Central banks that are more sensitive to inflation expectations—especially the European Central Bank and the Bank of England—tend in the current environment to tighten policy further. According to their latest forecasts, the ECB’s next step is a 25-basis-point rate hike, with the timing expected in June 2026; the Bank of Japan is also expected to hike rates by 25 basis points in June 2026.

By contrast, the Fed’s situation is more complex. The Fed will choose to pause rather than cut rates, and this pause could last for quite a long time. Its baseline forecast shows that the window for the Fed’s next 25-basis-point rate cut is September 2026, assuming that inflation expectations do not show a clear drift upward. If inflation expectations show upward signals, the Fed could even keep a restrictive policy stance in place through 2027.

The reaction of emerging-market central banks is more dispersed, highly dependent on each country’s fiscal situation and external vulnerabilities, making it difficult to form a unified policy direction.

Fiscal policy: the double-edged sword of energy subsidies further intensifies global divergence

On the fiscal policy front, how governments respond will deeply affect the inflation trajectory and further intensify the divergence in the global macro landscape.

Many governments are leaning toward broad price-control measures, including cutting fuel taxes, setting price caps, or implementing universal subsidies—shifting the cost burden from households to public or quasi-public balance sheets.
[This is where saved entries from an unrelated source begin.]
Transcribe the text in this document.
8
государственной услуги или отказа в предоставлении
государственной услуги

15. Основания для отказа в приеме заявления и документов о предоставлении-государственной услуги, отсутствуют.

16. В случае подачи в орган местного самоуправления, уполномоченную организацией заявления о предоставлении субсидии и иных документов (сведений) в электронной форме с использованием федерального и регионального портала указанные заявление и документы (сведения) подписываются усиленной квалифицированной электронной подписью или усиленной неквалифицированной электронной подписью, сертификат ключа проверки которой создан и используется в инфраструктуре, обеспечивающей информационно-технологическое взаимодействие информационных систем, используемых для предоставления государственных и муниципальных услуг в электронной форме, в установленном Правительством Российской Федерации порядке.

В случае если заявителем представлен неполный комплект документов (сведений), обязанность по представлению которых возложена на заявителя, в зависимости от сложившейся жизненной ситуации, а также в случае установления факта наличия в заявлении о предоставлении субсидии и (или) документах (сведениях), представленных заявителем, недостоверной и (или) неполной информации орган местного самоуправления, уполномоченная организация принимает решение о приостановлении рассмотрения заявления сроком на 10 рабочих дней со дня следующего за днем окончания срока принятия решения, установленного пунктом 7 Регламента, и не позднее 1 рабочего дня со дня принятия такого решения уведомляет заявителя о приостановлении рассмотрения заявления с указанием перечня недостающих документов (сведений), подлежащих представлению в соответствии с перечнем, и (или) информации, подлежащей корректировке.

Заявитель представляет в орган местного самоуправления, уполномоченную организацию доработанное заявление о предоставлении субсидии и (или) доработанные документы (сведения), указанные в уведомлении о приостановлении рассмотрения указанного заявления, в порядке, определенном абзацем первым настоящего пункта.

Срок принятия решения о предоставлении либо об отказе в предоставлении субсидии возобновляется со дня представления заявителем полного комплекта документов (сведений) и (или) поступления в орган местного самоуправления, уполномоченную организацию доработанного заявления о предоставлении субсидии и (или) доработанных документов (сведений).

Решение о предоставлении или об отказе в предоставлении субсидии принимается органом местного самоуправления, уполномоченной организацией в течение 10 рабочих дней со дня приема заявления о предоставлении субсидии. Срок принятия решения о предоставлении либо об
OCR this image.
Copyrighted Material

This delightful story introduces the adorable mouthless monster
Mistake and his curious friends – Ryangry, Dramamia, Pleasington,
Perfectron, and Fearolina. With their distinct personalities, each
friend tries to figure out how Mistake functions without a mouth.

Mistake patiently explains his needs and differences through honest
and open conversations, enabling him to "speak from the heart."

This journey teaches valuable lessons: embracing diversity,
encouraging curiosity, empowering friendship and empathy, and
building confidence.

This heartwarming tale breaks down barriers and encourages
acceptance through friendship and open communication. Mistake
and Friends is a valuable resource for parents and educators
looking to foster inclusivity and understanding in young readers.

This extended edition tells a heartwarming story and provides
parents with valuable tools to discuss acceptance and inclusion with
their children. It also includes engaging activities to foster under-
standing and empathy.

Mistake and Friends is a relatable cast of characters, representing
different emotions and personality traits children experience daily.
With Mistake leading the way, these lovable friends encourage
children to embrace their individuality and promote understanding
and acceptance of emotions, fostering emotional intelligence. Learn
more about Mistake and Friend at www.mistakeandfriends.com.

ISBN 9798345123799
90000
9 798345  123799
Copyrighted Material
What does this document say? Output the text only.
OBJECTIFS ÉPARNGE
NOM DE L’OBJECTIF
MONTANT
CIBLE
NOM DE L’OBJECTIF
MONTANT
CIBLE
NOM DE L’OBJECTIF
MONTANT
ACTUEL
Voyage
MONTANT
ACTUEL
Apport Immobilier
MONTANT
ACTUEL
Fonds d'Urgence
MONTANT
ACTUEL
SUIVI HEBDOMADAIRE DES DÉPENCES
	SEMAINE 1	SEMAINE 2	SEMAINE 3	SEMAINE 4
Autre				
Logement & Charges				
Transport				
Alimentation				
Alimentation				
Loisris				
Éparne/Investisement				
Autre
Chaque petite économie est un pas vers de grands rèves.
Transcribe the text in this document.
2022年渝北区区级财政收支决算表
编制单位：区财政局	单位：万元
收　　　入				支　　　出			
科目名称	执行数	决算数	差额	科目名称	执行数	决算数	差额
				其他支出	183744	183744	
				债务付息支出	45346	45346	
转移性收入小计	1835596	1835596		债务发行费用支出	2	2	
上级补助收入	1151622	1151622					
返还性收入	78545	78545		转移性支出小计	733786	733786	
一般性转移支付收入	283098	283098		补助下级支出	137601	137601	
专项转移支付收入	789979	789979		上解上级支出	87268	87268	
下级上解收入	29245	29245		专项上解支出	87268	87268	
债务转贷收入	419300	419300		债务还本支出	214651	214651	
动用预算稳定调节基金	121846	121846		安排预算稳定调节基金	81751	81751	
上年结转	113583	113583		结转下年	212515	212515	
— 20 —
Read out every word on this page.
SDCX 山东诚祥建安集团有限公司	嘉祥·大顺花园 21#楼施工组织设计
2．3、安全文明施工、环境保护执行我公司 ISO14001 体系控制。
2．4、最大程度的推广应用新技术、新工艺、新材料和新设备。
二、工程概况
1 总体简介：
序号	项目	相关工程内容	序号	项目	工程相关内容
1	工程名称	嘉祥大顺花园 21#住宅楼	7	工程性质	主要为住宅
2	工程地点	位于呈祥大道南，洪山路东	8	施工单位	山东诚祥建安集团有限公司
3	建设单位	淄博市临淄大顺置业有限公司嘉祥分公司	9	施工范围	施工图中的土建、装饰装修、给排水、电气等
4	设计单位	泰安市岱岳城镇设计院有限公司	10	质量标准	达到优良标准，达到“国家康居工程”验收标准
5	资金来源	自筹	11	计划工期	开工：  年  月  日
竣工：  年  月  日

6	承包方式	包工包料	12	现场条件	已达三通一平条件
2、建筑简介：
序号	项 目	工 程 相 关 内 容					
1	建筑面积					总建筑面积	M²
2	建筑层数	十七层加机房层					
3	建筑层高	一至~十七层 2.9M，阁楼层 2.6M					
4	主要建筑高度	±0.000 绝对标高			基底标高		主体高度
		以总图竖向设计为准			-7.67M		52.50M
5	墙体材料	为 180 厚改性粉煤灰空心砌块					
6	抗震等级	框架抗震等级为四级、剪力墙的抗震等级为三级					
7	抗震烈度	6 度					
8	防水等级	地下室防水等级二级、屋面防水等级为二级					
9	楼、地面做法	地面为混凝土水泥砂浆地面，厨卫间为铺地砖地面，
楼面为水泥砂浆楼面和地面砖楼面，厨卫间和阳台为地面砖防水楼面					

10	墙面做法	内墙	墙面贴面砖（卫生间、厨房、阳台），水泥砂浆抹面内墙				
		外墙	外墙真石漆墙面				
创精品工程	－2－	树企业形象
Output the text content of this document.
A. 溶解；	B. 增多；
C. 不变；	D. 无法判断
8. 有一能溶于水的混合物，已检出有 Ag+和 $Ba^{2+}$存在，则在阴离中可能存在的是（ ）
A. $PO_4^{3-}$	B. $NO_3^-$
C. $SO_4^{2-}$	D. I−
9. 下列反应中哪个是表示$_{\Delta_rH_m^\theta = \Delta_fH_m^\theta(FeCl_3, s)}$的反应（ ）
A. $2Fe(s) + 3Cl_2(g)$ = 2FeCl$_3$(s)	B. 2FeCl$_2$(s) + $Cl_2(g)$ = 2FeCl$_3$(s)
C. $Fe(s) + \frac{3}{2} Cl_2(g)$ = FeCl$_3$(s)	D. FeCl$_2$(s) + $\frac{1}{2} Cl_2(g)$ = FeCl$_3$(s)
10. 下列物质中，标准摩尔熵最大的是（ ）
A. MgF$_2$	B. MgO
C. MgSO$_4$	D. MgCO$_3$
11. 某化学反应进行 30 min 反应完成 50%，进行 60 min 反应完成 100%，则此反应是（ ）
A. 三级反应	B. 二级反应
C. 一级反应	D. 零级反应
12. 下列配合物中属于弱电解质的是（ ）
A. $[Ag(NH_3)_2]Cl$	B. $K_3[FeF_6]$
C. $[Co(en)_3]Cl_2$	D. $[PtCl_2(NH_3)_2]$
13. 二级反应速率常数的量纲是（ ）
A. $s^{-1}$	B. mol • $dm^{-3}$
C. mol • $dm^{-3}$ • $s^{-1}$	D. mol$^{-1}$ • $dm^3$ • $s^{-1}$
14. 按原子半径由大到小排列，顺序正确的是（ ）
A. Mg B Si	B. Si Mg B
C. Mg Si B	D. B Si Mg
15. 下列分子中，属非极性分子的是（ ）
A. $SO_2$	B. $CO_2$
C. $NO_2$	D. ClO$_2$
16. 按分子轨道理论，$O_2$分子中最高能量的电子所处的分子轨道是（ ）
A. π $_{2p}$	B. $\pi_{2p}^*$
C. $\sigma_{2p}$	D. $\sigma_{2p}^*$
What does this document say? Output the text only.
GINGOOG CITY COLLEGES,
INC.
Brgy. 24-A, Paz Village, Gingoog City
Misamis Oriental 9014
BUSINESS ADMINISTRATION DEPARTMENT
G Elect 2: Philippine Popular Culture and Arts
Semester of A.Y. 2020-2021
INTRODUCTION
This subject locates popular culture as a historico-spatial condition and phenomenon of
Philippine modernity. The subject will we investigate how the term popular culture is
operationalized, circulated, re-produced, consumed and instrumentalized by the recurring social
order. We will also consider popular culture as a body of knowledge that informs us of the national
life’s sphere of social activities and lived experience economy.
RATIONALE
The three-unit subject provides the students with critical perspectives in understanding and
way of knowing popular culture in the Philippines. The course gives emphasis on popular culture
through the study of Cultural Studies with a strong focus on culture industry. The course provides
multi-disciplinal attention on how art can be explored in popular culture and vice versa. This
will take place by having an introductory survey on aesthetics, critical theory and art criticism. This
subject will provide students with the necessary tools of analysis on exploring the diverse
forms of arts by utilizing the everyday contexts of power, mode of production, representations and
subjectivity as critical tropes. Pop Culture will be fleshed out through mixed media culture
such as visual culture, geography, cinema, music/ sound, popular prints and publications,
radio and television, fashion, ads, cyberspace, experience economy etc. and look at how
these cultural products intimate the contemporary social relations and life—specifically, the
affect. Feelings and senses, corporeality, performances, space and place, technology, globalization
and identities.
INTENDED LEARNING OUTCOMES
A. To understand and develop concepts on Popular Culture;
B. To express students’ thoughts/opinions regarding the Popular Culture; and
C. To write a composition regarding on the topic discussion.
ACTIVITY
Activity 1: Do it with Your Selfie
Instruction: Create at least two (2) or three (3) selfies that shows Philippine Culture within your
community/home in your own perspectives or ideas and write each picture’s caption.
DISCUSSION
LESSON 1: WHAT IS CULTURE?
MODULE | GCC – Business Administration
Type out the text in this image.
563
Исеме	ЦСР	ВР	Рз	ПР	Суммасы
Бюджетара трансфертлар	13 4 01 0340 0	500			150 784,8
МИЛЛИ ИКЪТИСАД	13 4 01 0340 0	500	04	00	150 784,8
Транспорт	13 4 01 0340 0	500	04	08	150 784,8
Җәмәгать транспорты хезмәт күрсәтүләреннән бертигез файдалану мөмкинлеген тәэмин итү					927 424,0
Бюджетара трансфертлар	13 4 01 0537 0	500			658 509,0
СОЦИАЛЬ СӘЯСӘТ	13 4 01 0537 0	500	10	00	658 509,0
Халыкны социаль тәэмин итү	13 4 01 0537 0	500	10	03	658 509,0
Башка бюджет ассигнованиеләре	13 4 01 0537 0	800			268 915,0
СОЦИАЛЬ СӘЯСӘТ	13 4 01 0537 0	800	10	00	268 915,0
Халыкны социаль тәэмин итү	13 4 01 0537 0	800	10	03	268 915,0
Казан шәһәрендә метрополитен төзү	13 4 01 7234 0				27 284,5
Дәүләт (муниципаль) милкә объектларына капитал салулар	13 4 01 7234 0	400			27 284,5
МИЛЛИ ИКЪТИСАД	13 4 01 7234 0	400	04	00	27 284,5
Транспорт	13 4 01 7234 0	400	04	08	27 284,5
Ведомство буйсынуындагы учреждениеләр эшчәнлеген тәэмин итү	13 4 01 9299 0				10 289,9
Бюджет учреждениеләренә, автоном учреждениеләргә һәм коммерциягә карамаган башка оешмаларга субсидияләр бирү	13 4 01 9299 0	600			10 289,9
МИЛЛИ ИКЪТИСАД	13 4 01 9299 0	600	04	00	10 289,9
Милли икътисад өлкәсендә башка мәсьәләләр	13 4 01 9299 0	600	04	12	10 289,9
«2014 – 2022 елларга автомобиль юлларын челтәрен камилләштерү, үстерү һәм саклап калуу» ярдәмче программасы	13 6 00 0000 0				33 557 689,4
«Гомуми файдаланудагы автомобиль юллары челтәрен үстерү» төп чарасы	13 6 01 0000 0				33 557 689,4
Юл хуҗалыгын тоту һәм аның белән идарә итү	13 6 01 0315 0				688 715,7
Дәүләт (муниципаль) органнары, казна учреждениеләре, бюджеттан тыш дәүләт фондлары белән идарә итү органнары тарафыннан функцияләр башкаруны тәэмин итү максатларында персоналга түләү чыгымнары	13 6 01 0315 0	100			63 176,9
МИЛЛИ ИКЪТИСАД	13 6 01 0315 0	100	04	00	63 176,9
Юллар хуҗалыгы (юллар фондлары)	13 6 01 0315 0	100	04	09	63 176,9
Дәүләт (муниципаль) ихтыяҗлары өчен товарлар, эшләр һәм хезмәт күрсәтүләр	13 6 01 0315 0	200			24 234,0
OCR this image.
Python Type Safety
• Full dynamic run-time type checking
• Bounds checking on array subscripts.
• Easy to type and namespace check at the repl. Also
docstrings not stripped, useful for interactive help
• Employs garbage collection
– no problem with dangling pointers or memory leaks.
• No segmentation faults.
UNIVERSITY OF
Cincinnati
While these measures can provide short-term cushioning, they distort price signals, support demand, and may keep inflation elevated for the long run—especially when these measures are constrained by fiscal space and cannot be sustained.

For energy-importing emerging markets with limited fiscal space, broad subsidies can damage the balance of external accounts and policy credibility. Energy-exporting countries benefit from improving terms of trade, and some can also obtain additional fiscal revenue. This divergence is precisely the deep reason behind the highly differentiated policy stances among emerging-market central banks—and the difficulty of coordinating them.

By comparison, countries that take more targeted support measures—focusing on vulnerable households or specific industries while allowing energy prices to transmit more fully to the market—may place more near-term pressure on consumers, but have lower fiscal costs and more controllable inflation shocks. The trade-off is greater downside risk to growth. Given the currently high level of debt, rising financing costs, and the renewed tightening of fiscal rules, the likelihood of large-scale fiscal intervention is limited unless recession risk rises substantially.